Sunday, April 11, 2021

etc.

The post is still up. Comments have been stripped. 

Gentrification is the displacement of the urban working and lower middle class by the educated children of the middle class and up, mostly those who define themselves as liberal. Conservatives with money have no interest in living with the poor; they play a role in gentrification first by way of investment, moving in themselves only after the neighborhoods have been transformed. 

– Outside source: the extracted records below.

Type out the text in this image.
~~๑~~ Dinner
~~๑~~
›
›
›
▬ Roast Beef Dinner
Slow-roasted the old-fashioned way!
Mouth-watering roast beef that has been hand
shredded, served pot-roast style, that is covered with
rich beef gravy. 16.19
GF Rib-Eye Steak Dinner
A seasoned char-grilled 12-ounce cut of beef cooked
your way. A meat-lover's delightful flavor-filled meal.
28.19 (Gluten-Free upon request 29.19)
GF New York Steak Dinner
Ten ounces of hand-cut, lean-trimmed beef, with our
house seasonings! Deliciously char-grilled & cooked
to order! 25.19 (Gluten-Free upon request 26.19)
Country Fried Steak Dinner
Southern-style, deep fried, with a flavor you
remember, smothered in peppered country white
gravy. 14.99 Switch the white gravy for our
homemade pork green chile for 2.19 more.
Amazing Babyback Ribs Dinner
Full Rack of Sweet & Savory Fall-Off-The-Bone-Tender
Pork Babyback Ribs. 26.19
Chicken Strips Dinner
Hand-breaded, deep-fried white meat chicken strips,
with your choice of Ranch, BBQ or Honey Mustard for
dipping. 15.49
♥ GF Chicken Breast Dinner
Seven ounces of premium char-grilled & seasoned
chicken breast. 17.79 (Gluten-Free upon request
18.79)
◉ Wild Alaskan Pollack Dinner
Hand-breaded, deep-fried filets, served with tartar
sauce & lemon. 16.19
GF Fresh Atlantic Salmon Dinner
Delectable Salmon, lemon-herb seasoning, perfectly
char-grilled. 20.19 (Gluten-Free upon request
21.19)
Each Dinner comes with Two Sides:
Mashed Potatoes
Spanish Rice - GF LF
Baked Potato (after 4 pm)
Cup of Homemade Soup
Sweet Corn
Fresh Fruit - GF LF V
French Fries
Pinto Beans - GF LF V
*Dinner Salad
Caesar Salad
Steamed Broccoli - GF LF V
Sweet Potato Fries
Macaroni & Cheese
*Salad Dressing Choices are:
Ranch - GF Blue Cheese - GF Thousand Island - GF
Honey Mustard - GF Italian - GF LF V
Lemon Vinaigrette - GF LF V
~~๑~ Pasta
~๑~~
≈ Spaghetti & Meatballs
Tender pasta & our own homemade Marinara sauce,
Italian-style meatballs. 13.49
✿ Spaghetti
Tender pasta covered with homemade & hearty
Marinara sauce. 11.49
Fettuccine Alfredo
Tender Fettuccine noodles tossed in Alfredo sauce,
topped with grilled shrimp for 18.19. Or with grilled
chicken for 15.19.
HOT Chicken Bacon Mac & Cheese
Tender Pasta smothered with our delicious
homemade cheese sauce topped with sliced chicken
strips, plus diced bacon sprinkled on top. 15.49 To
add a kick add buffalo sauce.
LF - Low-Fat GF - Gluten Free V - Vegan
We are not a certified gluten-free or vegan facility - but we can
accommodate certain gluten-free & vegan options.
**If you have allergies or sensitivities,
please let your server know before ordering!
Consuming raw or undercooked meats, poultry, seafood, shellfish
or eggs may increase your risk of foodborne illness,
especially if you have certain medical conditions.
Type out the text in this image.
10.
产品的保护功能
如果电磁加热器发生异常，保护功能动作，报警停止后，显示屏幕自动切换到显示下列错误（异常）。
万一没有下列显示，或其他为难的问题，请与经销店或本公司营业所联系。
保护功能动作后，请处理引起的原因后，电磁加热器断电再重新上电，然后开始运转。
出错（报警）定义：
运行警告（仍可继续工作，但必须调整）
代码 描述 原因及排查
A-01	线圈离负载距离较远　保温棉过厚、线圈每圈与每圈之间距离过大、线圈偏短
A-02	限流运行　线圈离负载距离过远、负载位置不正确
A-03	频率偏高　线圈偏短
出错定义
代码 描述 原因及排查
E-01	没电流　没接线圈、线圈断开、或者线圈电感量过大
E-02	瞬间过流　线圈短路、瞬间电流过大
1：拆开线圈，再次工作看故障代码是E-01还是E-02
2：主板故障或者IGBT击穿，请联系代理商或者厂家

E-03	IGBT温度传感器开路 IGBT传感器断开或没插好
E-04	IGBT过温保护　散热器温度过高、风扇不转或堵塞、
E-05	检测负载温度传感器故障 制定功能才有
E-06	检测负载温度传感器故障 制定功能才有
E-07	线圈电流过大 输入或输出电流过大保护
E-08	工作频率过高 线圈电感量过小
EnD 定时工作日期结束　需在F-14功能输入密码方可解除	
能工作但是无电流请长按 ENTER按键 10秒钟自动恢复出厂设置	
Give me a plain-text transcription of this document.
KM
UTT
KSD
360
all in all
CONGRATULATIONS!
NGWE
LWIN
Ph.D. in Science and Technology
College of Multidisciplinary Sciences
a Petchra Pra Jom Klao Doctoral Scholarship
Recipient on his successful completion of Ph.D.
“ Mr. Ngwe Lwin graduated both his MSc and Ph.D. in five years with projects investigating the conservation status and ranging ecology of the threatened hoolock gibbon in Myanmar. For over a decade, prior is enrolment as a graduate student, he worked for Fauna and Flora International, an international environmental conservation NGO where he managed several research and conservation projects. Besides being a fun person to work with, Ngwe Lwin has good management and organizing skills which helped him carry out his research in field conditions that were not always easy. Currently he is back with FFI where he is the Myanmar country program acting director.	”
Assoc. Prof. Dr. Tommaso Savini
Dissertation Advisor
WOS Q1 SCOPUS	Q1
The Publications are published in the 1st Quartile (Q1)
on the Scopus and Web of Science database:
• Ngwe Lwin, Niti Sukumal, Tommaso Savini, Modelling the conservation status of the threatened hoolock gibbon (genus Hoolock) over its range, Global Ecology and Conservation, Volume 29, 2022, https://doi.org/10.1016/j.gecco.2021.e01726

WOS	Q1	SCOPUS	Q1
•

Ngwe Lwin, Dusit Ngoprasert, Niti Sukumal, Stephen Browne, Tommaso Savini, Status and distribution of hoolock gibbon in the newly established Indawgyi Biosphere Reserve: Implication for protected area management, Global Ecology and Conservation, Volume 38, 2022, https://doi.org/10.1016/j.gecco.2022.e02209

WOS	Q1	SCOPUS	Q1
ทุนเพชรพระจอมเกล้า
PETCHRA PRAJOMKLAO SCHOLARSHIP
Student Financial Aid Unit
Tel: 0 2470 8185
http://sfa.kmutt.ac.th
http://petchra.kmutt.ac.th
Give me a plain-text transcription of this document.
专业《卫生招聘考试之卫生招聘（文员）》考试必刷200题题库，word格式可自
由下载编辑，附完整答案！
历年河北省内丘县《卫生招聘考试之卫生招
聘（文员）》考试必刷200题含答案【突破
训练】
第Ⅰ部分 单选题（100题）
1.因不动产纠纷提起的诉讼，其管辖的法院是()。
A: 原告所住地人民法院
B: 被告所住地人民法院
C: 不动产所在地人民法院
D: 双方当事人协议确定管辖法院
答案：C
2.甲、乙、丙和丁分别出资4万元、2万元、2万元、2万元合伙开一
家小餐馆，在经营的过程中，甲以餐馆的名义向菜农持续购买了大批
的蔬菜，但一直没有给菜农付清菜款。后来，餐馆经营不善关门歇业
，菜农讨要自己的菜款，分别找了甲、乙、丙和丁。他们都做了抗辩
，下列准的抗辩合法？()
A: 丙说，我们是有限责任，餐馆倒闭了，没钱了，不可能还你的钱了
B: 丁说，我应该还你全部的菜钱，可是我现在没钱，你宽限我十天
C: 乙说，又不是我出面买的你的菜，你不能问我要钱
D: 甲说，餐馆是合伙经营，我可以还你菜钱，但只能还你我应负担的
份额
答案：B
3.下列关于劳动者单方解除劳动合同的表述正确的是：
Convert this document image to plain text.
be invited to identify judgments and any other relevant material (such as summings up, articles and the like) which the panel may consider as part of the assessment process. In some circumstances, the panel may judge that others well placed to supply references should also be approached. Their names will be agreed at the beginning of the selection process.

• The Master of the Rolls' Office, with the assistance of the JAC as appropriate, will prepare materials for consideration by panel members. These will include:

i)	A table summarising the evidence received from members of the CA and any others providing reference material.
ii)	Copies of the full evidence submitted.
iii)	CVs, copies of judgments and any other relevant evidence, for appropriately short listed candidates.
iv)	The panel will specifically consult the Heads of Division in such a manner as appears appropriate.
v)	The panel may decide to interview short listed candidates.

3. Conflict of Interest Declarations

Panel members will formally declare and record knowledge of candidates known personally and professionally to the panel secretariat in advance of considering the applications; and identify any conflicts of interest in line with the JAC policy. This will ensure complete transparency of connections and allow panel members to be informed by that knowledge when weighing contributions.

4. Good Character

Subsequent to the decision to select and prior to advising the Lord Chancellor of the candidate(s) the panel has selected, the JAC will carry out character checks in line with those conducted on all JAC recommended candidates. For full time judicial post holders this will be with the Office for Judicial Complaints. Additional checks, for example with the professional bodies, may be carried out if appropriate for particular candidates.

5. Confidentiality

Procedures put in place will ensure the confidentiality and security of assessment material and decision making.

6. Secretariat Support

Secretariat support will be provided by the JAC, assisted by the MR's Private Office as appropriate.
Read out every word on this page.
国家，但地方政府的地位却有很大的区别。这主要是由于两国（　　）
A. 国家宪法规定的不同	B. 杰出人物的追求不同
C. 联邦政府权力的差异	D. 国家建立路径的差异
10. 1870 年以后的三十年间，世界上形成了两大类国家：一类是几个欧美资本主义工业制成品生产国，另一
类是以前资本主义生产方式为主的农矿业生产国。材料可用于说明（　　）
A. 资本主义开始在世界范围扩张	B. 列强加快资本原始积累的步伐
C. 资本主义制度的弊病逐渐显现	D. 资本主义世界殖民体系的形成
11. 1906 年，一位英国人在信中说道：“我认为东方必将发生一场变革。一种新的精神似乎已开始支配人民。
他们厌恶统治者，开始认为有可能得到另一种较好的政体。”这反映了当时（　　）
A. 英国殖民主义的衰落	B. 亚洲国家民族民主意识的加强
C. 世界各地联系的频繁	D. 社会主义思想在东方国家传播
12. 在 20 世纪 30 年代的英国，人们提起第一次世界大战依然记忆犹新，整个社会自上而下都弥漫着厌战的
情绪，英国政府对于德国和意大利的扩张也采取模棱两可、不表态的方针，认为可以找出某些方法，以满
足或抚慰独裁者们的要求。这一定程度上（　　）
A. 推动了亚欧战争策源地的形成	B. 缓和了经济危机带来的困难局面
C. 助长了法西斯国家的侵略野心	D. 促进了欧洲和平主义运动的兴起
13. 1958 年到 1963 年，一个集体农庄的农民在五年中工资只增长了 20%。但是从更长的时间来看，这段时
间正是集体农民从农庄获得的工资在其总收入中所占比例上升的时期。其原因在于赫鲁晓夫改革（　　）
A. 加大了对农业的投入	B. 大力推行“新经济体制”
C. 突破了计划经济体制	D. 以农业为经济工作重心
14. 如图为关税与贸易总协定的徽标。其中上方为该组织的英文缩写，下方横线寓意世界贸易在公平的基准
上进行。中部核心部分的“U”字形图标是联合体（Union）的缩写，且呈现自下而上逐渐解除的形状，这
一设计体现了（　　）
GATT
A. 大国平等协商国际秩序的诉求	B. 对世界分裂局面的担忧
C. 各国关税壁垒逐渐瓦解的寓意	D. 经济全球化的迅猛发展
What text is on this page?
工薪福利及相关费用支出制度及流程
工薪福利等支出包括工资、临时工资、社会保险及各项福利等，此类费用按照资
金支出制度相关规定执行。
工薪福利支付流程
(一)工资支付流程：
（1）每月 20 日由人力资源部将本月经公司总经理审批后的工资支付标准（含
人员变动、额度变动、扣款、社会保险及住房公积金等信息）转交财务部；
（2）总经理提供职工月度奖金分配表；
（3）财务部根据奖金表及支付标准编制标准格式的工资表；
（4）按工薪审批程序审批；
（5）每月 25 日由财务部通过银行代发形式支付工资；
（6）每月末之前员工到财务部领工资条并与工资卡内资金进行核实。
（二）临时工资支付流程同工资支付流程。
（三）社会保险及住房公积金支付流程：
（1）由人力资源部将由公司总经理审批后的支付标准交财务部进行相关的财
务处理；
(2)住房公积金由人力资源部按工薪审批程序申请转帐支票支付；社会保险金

The relation of gentrifying liberals to working class conservatives and liberals both is a mixture of condescension, towards liberal non-whites, and contempt towards conservative whites. There's no attempt to join in existing communities. The parallel would be children of the master of the house moving below stairs and living with the help. The help no longer have a place where they be free of their masters, to relax and let go. They have no space to themselves. They're still on duty in some way. The same holds with the gentrification of black neighborhoods by whites. White liberals complain about black racism in black neighborhoods, as if it were the equivalent of white racism on the upper east side. 

If you want to understand gentrification in economic terms read Dean Baker on deindustrialization as policy. It's that that spawned our free floating class of symbolic analysts and soi-disant public intellectuals: idea managers and money managers. Your analytic tone reads best as a distancing strategy. The analysis itself is minimal.

Cooper refers to "my home city of Philadelphia".... 

He's from Colorado Utah; he's been living in Philadelphia for a year, a single white male who bought a house in a place he's never lived. He calls for higher population density but his action is decreasing it. He's a lone eagle, a gentrifier, and an apartment wasn't big enough. Freedom is his model because he doesn't even know what community is.